One of my all-time favorite composing partnerships came to an end with the recent death of Walter Becker at the age of 67.
Along with Donald Fagen, Becker made up the core of Steely Dan. Their writing style produced songs that were described by The New York Times as “suavely subversive pop hits” incorporating “slippery jazz harmonies and verbal enigmas.”
I started following The Dan after I saw the band open for Chicago in Tampa Stadium in 1973. They took the stage wearing baseball uniforms with “Steely Dan” emblazoned across the front of the jerseys and started batting fluorescent tennis balls into the audience.
That was different.
But it was the music that really impressed me. At that time the pop song “Reeling in the Years” was playing on the radio and it was a cool tune but, with the exception of Elliot Randall’s great lead guitar, it really didn’t stand out that much from the other hits streaming out of the A.M. radio speaker.

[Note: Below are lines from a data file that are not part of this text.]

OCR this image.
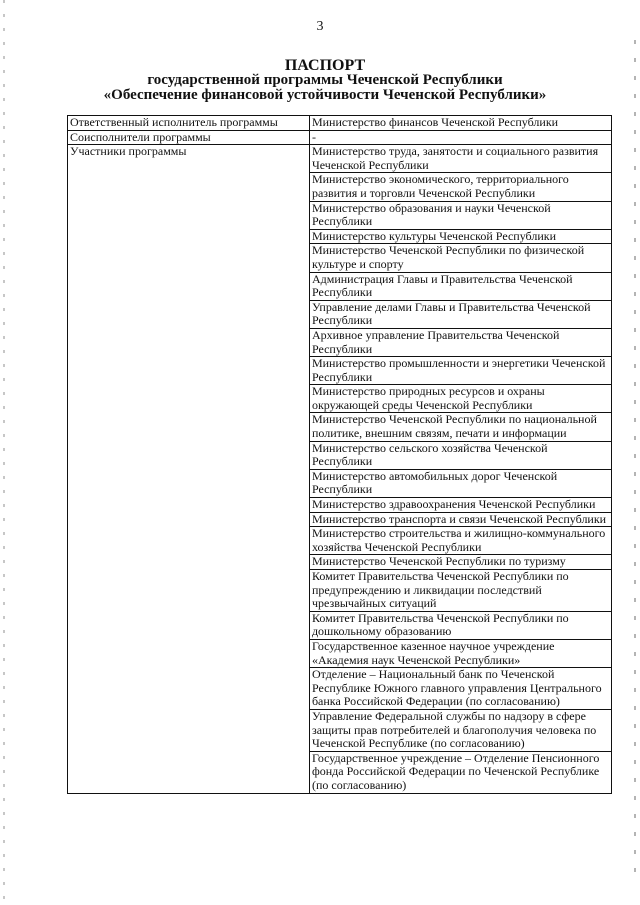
3
ПАСПОРТ
государственной программы Чеченской Республики
«Обеспечение финансовой устойчивости Чеченской Республики»
Ответственный исполнитель программы	Министерство финансов Чеченской Республики
Соисполнители программы	-
Участники программы	Министерство труда, занятости и социального развития Чеченской Республики
	Министерство экономического, территориального развития и торговли Чеченской Республики
	Министерство образования и науки Чеченской Республики
	Министерство культуры Чеченской Республики
	Министерство Чеченской Республики по физической культуре и спорту
	Администрация Главы и Правительства Чеченской Республики
	Управление делами Главы и Правительства Чеченской Республики
	Архивное управление Правительства Чеченской Республики
	Министерство промышленности и энергетики Чеченской Республики
	Министерство природных ресурсов и охраны окружающей среды Чеченской Республики
	Министерство Чеченской Республики по национальной политике, внешним связям, печати и информации
	Министерство сельского хозяйства Чеченской Республики
	Министерство автомобильных дорог Чеченской Республики
	Министерство здравоохранения Чеченской Республики
	Министерство транспорта и связи Чеченской Республики
	Министерство строительства и жилищно-коммунального хозяйства Чеченской Республики
	Министерство Чеченской Республики по туризму
	Комитет Правительства Чеченской Республики по предупреждению и ликвидации последствий чрезвычайных ситуаций
	Комитет Правительства Чеченской Республики по дошкольному образованию
	Государственное казенное научное учреждение «Академия наук Чеченской Республики»
	Отделение – Национальный банк по Чеченской Республике Южного главного управления Центрального банка Российской Федерации (по согласованию)
	Управление Федеральной службы по надзору в сфере защиты прав потребителей и благополучия человека по Чеченской Республике (по согласованию)
	Государственное учреждение – Отделение Пенсионного фонда Российской Федерации по Чеченской Республике (по согласованию)
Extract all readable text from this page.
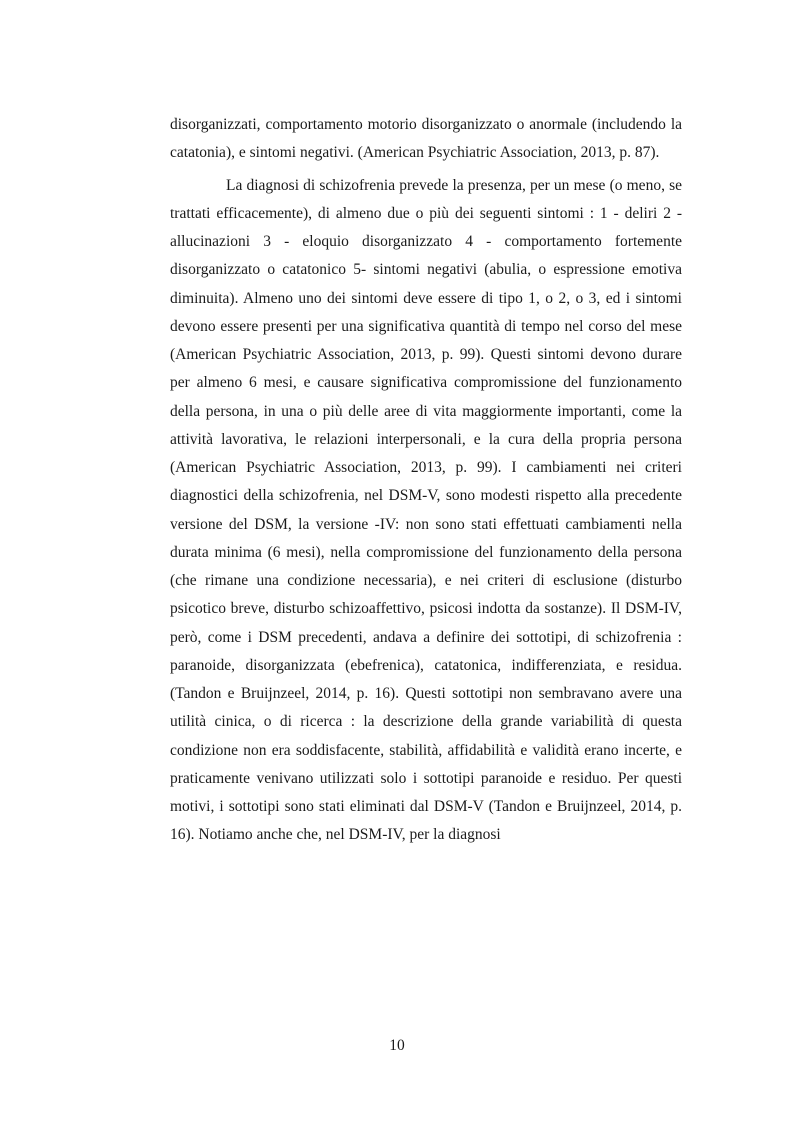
disorganizzati, comportamento motorio disorganizzato o anormale (includendo la catatonia), e sintomi negativi. (American Psychiatric Association, 2013, p. 87).

La diagnosi di schizofrenia prevede la presenza, per un mese (o meno, se trattati efficacemente), di almeno due o più dei seguenti sintomi : 1 - deliri 2 - allucinazioni 3 - eloquio disorganizzato 4 - comportamento fortemente disorganizzato o catatonico 5- sintomi negativi (abulia, o espressione emotiva diminuita). Almeno uno dei sintomi deve essere di tipo 1, o 2, o 3, ed i sintomi devono essere presenti per una significativa quantità di tempo nel corso del mese (American Psychiatric Association, 2013, p. 99). Questi sintomi devono durare per almeno 6 mesi, e causare significativa compromissione del funzionamento della persona, in una o più delle aree di vita maggiormente importanti, come la attività lavorativa, le relazioni interpersonali, e la cura della propria persona (American Psychiatric Association, 2013, p. 99). I cambiamenti nei criteri diagnostici della schizofrenia, nel DSM-V, sono modesti rispetto alla precedente versione del DSM, la versione -IV: non sono stati effettuati cambiamenti nella durata minima (6 mesi), nella compromissione del funzionamento della persona (che rimane una condizione necessaria), e nei criteri di esclusione (disturbo psicotico breve, disturbo schizoaffettivo, psicosi indotta da sostanze). Il DSM-IV, però, come i DSM precedenti, andava a definire dei sottotipi, di schizofrenia : paranoide, disorganizzata (ebefrenica), catatonica, indifferenziata, e residua. (Tandon e Bruijnzeel, 2014, p. 16). Questi sottotipi non sembravano avere una utilità cinica, o di ricerca : la descrizione della grande variabilità di questa condizione non era soddisfacente, stabilità, affidabilità e validità erano incerte, e praticamente venivano utilizzati solo i sottotipi paranoide e residuo. Per questi motivi, i sottotipi sono stati eliminati dal DSM-V (Tandon e Bruijnzeel, 2014, p. 16). Notiamo anche che, nel DSM-IV, per la diagnosi

10
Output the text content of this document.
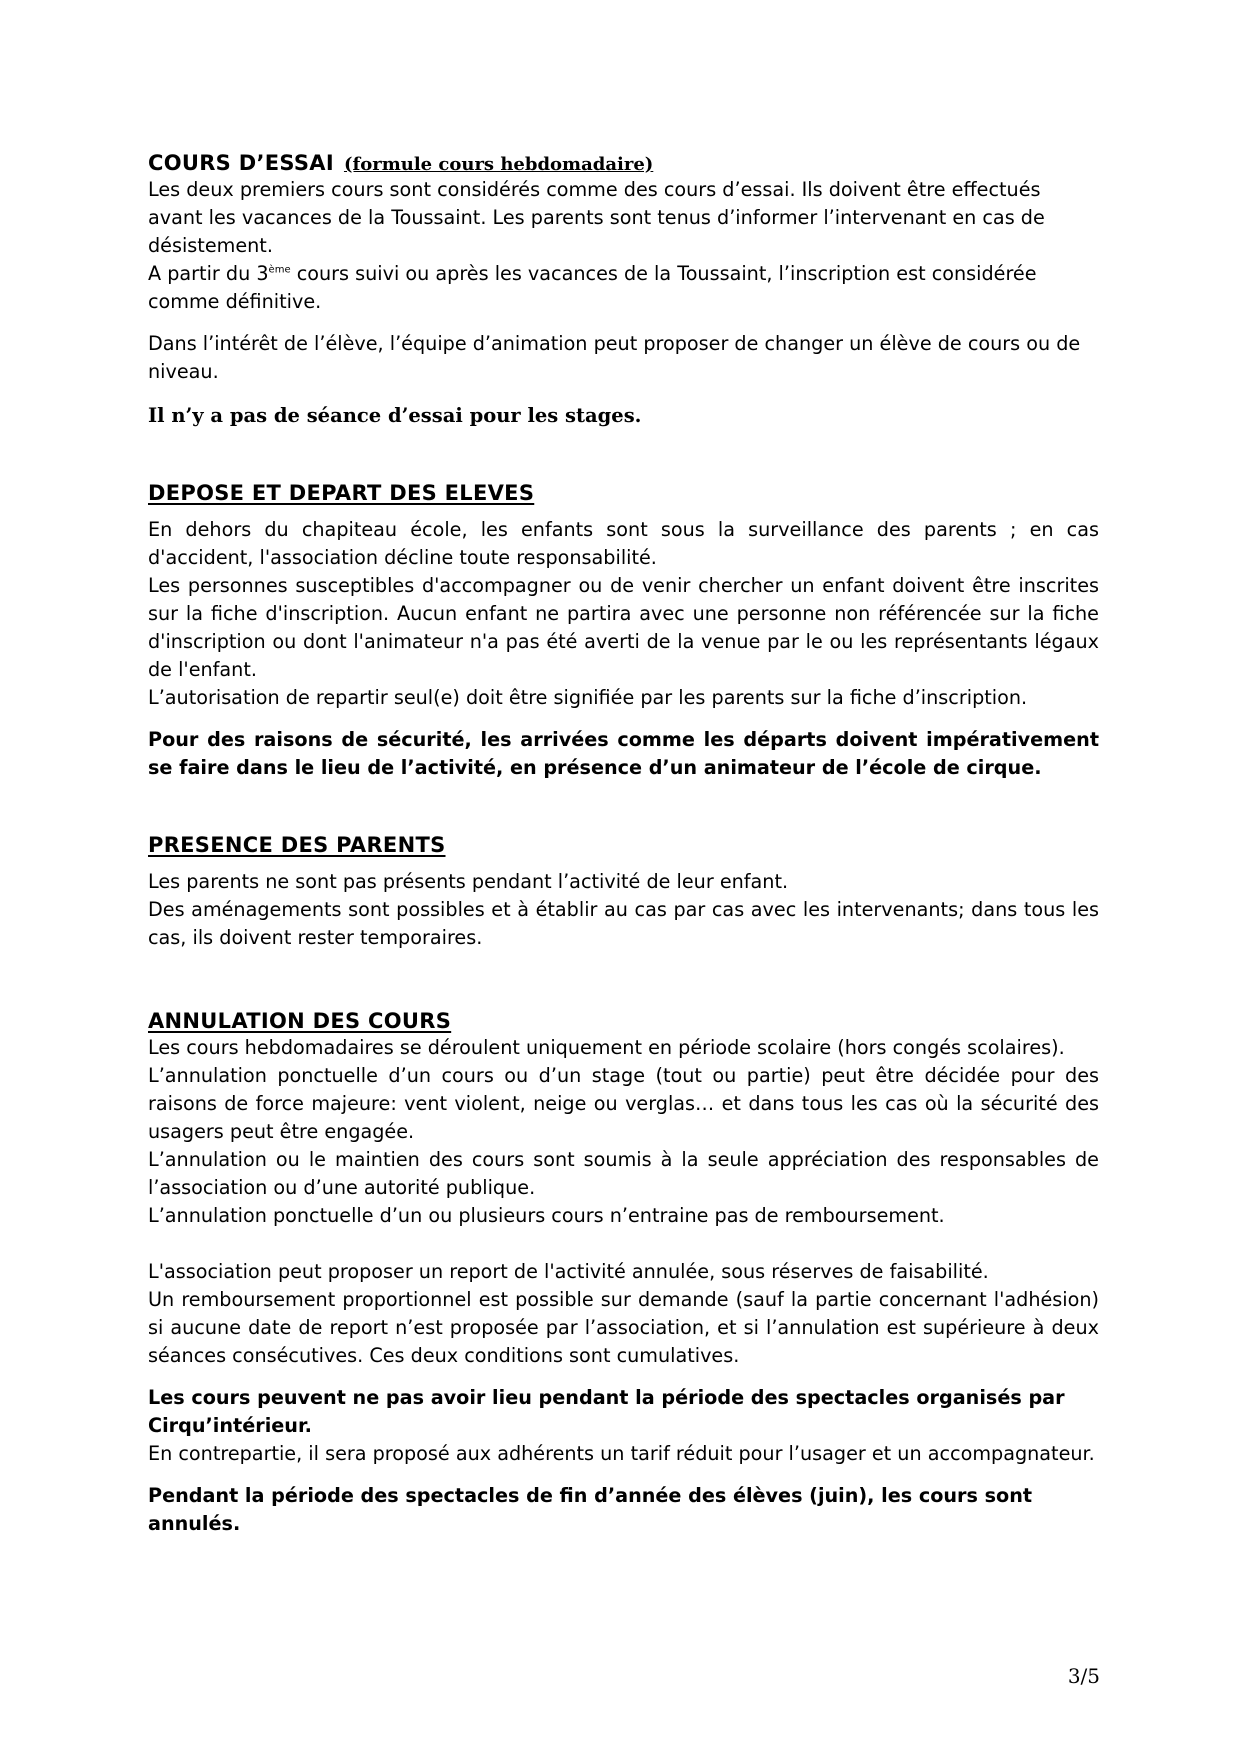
COURS D’ESSAI (formule cours hebdomadaire)

Les deux premiers cours sont considérés comme des cours d’essai. Ils doivent être effectués avant les vacances de la Toussaint. Les parents sont tenus d’informer l’intervenant en cas de désistement.

A partir du 3ème cours suivi ou après les vacances de la Toussaint, l’inscription est considérée comme définitive.

Dans l’intérêt de l’élève, l’équipe d’animation peut proposer de changer un élève de cours ou de niveau.

Il n’y a pas de séance d’essai pour les stages.

DEPOSE ET DEPART DES ELEVES

En dehors du chapiteau école, les enfants sont sous la surveillance des parents ; en cas d'accident, l'association décline toute responsabilité.

Les personnes susceptibles d'accompagner ou de venir chercher un enfant doivent être inscrites sur la fiche d'inscription. Aucun enfant ne partira avec une personne non référencée sur la fiche d'inscription ou dont l'animateur n'a pas été averti de la venue par le ou les représentants légaux de l'enfant.

L’autorisation de repartir seul(e) doit être signifiée par les parents sur la fiche d’inscription.

Pour des raisons de sécurité, les arrivées comme les départs doivent impérativement se faire dans le lieu de l’activité, en présence d’un animateur de l’école de cirque.

PRESENCE DES PARENTS

Les parents ne sont pas présents pendant l’activité de leur enfant.

Des aménagements sont possibles et à établir au cas par cas avec les intervenants; dans tous les cas, ils doivent rester temporaires.

ANNULATION DES COURS

Les cours hebdomadaires se déroulent uniquement en période scolaire (hors congés scolaires).

L’annulation ponctuelle d’un cours ou d’un stage (tout ou partie) peut être décidée pour des raisons de force majeure: vent violent, neige ou verglas… et dans tous les cas où la sécurité des usagers peut être engagée.

L’annulation ou le maintien des cours sont soumis à la seule appréciation des responsables de l’association ou d’une autorité publique.

L’annulation ponctuelle d’un ou plusieurs cours n’entraine pas de remboursement.

L'association peut proposer un report de l'activité annulée, sous réserves de faisabilité.

Un remboursement proportionnel est possible sur demande (sauf la partie concernant l'adhésion) si aucune date de report n’est proposée par l’association, et si l’annulation est supérieure à deux séances consécutives. Ces deux conditions sont cumulatives.

Les cours peuvent ne pas avoir lieu pendant la période des spectacles organisés par Cirqu’intérieur.

En contrepartie, il sera proposé aux adhérents un tarif réduit pour l’usager et un accompagnateur.

Pendant la période des spectacles de fin d’année des élèves (juin), les cours sont annulés.

3/5
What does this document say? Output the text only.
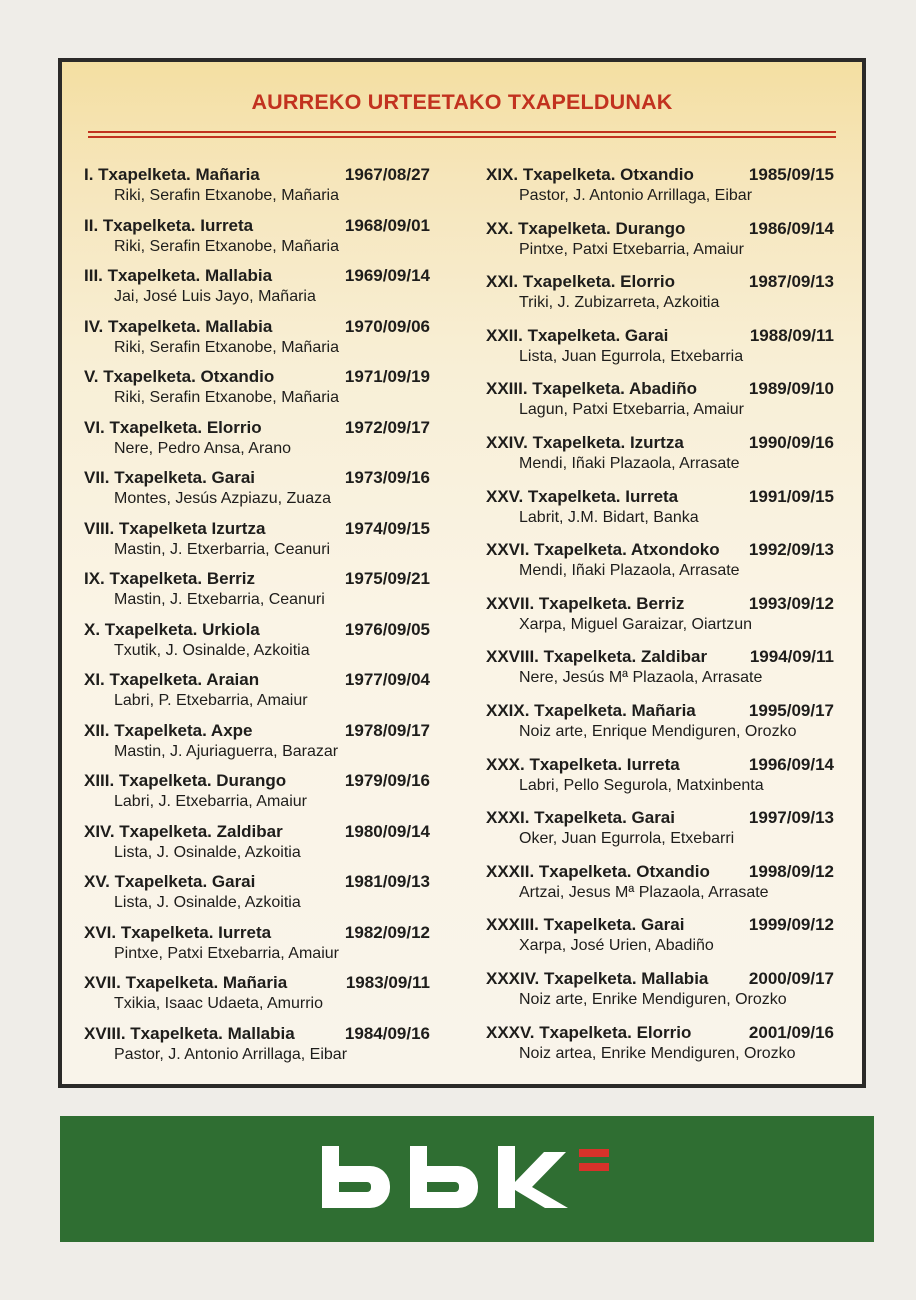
AURREKO URTEETAKO TXAPELDUNAK
I. Txapelketa. Mañaria	1967/08/27
Riki, Serafin Etxanobe, Mañaria
II. Txapelketa. Iurreta	1968/09/01
Riki, Serafin Etxanobe, Mañaria
III. Txapelketa. Mallabia	1969/09/14
Jai, José Luis Jayo, Mañaria
IV. Txapelketa. Mallabia	1970/09/06
Riki, Serafin Etxanobe, Mañaria
V. Txapelketa. Otxandio	1971/09/19
Riki, Serafin Etxanobe, Mañaria
VI. Txapelketa. Elorrio	1972/09/17
Nere, Pedro Ansa, Arano
VII. Txapelketa. Garai	1973/09/16
Montes, Jesús Azpiazu, Zuaza
VIII. Txapelketa Izurtza	1974/09/15
Mastin, J. Etxerbarria, Ceanuri
IX. Txapelketa. Berriz	1975/09/21
Mastin, J. Etxebarria, Ceanuri
X. Txapelketa. Urkiola	1976/09/05
Txutik, J. Osinalde, Azkoitia
XI. Txapelketa. Araian	1977/09/04
Labri, P. Etxebarria, Amaiur
XII. Txapelketa. Axpe	1978/09/17
Mastin, J. Ajuriaguerra, Barazar
XIII. Txapelketa. Durango	1979/09/16
Labri, J. Etxebarria, Amaiur
XIV. Txapelketa. Zaldibar	1980/09/14
Lista, J. Osinalde, Azkoitia
XV. Txapelketa. Garai	1981/09/13
Lista, J. Osinalde, Azkoitia
XVI. Txapelketa. Iurreta	1982/09/12
Pintxe, Patxi Etxebarria, Amaiur
XVII. Txapelketa. Mañaria	1983/09/11
Txikia, Isaac Udaeta, Amurrio
XVIII. Txapelketa. Mallabia	1984/09/16
Pastor, J. Antonio Arrillaga, Eibar
XIX. Txapelketa. Otxandio	1985/09/15
Pastor, J. Antonio Arrillaga, Eibar
XX. Txapelketa. Durango	1986/09/14
Pintxe, Patxi Etxebarria, Amaiur
XXI. Txapelketa. Elorrio	1987/09/13
Triki, J. Zubizarreta, Azkoitia
XXII. Txapelketa. Garai	1988/09/11
Lista, Juan Egurrola, Etxebarria
XXIII. Txapelketa. Abadiño	1989/09/10
Lagun, Patxi Etxebarria, Amaiur
XXIV. Txapelketa. Izurtza	1990/09/16
Mendi, Iñaki Plazaola, Arrasate
XXV. Txapelketa. Iurreta	1991/09/15
Labrit, J.M. Bidart, Banka
XXVI. Txapelketa. Atxondoko 1992/09/13
Mendi, Iñaki Plazaola, Arrasate
XXVII. Txapelketa. Berriz	1993/09/12
Xarpa, Miguel Garaizar, Oiartzun
XXVIII. Txapelketa. Zaldibar	1994/09/11
Nere, Jesús Mª Plazaola, Arrasate
XXIX. Txapelketa. Mañaria	1995/09/17
Noiz arte, Enrique Mendiguren, Orozko
XXX. Txapelketa. Iurreta	1996/09/14
Labri, Pello Segurola, Matxinbenta
XXXI. Txapelketa. Garai	1997/09/13
Oker, Juan Egurrola, Etxebarri
XXXII. Txapelketa. Otxandio 1998/09/12
Artzai, Jesus Mª Plazaola, Arrasate
XXXIII. Txapelketa. Garai	1999/09/12
Xarpa, José Urien, Abadiño
XXXIV. Txapelketa. Mallabia 2000/09/17
Noiz arte, Enrike Mendiguren, Orozko
XXXV. Txapelketa. Elorrio	2001/09/16
Noiz artea, Enrike Mendiguren, Orozko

However, when I heard Fagen belting out the high notes that October afternoon on “Do it Again” above his organ riffs it got my full attention. The sophisticated, and syncopated, guitar licks also clued me into the fact that these guys were something special.
Soon afterward I bought the “Can’t Buy a Thrill” record album and spun it into submission.
As I continued to add to my Steely Dan collection it became clear that Becker and Fagen were the center of this “group.” (I even rescued several discounted copies of “Katie Lied” from a record store reject bin during college because I couldn't stand to see the duo’s work disrespected like that. These were handed out to my friends so they too could discover and enjoy the brilliance of “The Dan.”
In the late 70s I tortured my band mates, who were more used to playing three-chord rock n’ roll, with an insistence that we learn to play “Kid Charlemagne” from “The Royal Scam” album.
While some co-writers like John Lennon and Paul McCartney essentially wrote their songs separately and just agreed to share credits, and others split up the songwriting duty with one writing the lyrics and the other the music, Becker and Fagen reportedly collaborated on every part of the songs.
“We think very much the same musically,” Fagen noted in a 1977 interview. “I can start songs and Walter can finish them.”
“Basically we sat there and we wrote all these songs and made these records together,” Becker told writer Dave DiMartino. “And one of the things that made it work was the fact that Donald and I were very attuned to aesthetic objectives and stylistic reference points, and the fact that we had a very organic give and take with who did what. If someone came up with an idea, it wasn’t a big thing of ‘Well, it’s my idea versus your idea,’ or ‘This is my song, so it’s up to me to say.’ Somebody did an interview with Donald and I after Kamakiriad (a solo Fagen album) came out, and I remember this particular writer asked the two of us who wrote a particular line in a song. We thought about it, neither of could remember, and one of us said, ‘We both did’.”
It’s hard for me to imagine that kind of cooperative creativity. Maybe some day I’ll find someone I can intuitively click with like that. But I doubt it. What Becker and Fagan had was certainly a rare and wonderful thing.